Separar das antigas disputas conjugais das responsabilidades parentais

Edward Kruk

 

Tradução: Liliana Carvalho
Revisão/adaptação no idioma português: Ricardo Simões e Patrícia Mendes

Coordenação da tradução e publicação: Associação Portuguesa para a Igualdade Parental e Direitos dos Filhos

Licença Creative Commons
O trabalho Coparentalidade e o conflito de elevada intensidade de http://igualdadeparental.org/profissionais/coparentalidade-e-o-conflito-de-elevada-intensidade/ está licenciado com uma Licença Creative Commons – Atribuição-NãoComercial 4.0 Internacional.
Baseado no trabalho disponível em https://www.psychologytoday.com/blog/co-parenting-after-divorce/201205/co-parenting-and-high-conflict.

 

É frequentemente assumido, tanto por profissionais da área jurídica como de saúde mental, que quando os progenitores divorciados são incapazes de chegar a um acordo no que diz respeito aos assuntos de parentalidade dos seus filhos, e se mantêm fechados no conflito de alta intensidade, a partilha de parentalidade é contra-indicada.

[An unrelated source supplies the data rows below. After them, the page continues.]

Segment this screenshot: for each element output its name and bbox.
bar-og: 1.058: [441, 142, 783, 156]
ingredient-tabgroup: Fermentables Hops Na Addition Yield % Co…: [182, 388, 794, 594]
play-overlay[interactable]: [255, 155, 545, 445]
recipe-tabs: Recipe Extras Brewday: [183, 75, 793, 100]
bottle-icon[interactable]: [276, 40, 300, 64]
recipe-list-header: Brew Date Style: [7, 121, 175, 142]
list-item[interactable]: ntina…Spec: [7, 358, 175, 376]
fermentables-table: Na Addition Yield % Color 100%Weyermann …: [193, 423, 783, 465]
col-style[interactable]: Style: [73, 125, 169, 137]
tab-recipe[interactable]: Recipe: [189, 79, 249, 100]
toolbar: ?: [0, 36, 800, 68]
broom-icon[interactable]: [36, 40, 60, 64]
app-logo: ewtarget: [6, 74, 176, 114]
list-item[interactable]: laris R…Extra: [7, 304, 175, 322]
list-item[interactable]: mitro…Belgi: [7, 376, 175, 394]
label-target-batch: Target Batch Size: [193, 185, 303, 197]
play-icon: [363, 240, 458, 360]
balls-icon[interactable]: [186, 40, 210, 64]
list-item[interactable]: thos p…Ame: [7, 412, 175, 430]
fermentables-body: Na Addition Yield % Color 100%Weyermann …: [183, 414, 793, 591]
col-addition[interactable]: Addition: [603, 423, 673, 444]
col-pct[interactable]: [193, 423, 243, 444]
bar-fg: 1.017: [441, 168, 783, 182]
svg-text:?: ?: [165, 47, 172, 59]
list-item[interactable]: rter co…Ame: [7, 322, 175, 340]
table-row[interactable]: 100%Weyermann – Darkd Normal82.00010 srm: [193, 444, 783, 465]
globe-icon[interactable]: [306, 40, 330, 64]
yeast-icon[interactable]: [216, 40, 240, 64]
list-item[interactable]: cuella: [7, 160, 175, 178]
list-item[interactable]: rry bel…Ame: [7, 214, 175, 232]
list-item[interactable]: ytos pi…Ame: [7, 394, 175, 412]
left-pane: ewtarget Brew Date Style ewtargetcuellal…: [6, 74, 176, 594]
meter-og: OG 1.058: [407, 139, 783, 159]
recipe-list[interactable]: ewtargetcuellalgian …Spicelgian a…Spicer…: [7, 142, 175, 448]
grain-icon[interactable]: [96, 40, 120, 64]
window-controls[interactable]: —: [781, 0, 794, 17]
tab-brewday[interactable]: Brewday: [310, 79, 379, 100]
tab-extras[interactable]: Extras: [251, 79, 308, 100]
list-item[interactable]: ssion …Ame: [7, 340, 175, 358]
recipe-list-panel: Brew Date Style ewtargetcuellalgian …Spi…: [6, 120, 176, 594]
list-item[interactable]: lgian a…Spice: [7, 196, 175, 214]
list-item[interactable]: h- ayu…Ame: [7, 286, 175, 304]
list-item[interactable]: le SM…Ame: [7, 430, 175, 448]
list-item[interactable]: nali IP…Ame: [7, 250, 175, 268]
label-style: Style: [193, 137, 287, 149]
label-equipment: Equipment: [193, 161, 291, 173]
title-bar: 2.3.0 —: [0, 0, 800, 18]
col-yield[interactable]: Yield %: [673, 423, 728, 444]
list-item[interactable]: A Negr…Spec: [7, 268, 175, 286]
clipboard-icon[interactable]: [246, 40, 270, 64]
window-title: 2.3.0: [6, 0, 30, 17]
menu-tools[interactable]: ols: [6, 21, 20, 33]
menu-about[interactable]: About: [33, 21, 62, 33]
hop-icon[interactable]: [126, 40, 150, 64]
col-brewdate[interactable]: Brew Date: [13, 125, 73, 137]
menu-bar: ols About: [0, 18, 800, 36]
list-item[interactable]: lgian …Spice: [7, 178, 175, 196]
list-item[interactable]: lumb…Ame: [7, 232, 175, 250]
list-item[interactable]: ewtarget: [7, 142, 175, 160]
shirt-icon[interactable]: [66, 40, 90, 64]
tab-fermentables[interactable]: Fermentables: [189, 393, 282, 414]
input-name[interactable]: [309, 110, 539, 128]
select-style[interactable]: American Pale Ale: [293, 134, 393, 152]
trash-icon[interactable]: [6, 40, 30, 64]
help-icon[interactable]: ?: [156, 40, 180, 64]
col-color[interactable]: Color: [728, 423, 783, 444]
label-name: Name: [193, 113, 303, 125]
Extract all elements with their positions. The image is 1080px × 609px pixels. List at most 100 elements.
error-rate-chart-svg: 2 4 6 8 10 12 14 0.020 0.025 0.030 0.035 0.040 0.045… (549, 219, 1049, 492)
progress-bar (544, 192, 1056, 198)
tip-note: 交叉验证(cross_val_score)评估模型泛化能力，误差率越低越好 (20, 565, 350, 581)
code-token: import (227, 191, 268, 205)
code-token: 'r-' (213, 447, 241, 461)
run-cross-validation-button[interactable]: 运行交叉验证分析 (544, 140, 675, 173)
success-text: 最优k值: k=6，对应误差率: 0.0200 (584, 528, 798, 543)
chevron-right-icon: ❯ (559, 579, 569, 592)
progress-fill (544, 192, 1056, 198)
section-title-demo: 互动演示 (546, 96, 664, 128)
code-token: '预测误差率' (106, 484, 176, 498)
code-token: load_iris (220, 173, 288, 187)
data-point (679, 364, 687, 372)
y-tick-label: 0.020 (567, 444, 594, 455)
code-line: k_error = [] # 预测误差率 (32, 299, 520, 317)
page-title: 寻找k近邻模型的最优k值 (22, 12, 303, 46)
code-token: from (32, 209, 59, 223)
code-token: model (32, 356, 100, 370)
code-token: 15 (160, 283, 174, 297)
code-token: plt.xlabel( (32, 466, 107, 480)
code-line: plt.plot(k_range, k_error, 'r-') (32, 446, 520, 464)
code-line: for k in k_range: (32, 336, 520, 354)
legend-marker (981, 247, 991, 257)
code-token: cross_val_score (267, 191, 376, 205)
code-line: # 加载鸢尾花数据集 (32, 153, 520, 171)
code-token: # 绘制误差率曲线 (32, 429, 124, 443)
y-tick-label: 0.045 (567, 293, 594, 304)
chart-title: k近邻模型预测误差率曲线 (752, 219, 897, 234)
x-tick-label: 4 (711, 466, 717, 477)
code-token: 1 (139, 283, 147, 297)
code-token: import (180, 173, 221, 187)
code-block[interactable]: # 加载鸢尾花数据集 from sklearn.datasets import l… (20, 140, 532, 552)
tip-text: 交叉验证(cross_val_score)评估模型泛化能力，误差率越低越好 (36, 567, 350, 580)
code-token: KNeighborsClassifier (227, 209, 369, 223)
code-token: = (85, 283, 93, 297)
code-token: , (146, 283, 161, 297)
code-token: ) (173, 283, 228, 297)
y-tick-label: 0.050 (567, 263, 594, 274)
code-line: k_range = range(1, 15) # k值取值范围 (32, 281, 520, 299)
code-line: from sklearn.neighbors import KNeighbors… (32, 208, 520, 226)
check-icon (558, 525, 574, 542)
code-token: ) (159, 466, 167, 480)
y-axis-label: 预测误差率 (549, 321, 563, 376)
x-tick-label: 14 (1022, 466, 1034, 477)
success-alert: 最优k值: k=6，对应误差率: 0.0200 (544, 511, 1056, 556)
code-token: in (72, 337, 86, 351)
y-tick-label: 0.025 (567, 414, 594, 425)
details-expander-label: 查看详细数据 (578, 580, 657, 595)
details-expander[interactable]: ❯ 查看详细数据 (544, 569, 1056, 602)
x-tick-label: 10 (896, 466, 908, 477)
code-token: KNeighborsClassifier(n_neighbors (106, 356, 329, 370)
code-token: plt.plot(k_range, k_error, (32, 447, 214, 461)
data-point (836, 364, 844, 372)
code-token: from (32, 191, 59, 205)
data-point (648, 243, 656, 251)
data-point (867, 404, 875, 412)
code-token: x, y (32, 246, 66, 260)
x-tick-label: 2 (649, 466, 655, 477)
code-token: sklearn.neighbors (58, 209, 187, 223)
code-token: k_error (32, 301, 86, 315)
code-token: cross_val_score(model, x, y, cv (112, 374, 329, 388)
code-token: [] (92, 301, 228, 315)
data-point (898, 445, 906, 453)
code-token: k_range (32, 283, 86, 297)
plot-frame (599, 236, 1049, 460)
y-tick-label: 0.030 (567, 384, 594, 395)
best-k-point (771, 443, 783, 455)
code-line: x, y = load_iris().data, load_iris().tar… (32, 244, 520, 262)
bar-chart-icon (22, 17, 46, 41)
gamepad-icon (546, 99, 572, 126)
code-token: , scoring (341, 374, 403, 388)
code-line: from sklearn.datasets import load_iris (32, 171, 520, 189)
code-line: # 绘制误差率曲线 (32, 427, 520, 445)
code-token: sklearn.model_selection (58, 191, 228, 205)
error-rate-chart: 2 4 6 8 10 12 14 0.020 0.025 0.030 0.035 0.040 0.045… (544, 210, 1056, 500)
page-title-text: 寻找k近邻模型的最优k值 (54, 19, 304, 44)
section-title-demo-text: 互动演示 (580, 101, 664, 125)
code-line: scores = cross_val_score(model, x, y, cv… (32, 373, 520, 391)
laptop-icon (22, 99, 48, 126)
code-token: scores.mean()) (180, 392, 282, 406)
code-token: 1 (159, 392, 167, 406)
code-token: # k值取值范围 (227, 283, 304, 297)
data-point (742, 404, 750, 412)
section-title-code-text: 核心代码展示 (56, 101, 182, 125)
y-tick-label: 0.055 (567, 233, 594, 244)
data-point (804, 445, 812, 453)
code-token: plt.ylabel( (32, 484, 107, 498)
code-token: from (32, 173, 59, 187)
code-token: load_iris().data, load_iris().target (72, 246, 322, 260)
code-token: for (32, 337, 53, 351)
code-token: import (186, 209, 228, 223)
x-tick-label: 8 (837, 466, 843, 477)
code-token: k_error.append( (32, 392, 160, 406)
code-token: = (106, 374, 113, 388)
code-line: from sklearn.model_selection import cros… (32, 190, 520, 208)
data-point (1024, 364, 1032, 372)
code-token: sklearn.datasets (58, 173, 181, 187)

A crença é que as crianças irão ficar presas no meio do conflito dos seus progenitores, e que a exposição ao conflito contínuo é extremamente prejudicial para o bem-estar das crianças. Em muitas jurisdições, há uma presunção legal contra a parentalidade partilhada no caso dos conflitos de alta intensidade. Como resultado, os pais/mães que procuram uma negociação de residência única ou que desejam manter a responsabilidade de cuidados primários dos seus filhos depois do divórcio, geralmente caracterizam os seus casos como de conflito elevado. Os pais/mães poderão exagerar na extensão do conflito, ou propositadamente envolver-se em conflito para resistir à ordem de tribunal de residência alternada.

Não existem dúvidas de que os conflitos parentais de alta intensidade continuados e não resolvidos são nocivos para as crianças de progenitores divorciados. O que se mantém em disputa entre os profissionais jurídicos e de saúde mental e os responsáveis políticos é o tipo de acordos de parentalidade que são melhores para as crianças em situações de conflito elevado, e a quantidade de tempo que as crianças deveriam estar com cada um dos seus progenitores nestes casos.

Durante muitos anos a investigação sustentou a posição de que a residência alternada em situações de conflito elevado seria prejudicial para a criança. No entanto, mais recentemente, esta investigação foi escrutinada e considerada insuficiente, e um diferente ponto de vista emergiu. Anteriores pesquisas examinaram a frequência do contacto alternado, e identificaram resultados negativos para crianças em situações de conflito elevado e a grande frequência de alternância entre as casas dos pais e das mães; ou seja, crianças que foram expostas ao conflito dos pais/mães durante as transições frequentes entre os dois agregados familiares. Quando as frequências nas transições são reduzidas, e os progenitores conflituosos evitam o contacto directo um com o outro durante as mesmas e protegem os filhos do seu conflito, estes efeitos negativos desaparecem.

Investigações mais recentes examinaram, de facto, o tempo de parentalidade em oposição à frequência do contacto (menos transições frequentes, mas partilhando igual tempo de parentalidade), e verificou-se não só que a parentalidade partilhada não é nociva em casos de conflito elevado, mas também que a residência alternada pode melhorar os efeitos nocivos desta conflitualidade elevada: uma relação afetiva com ambos os progenitores é factor de protecção para as crianças.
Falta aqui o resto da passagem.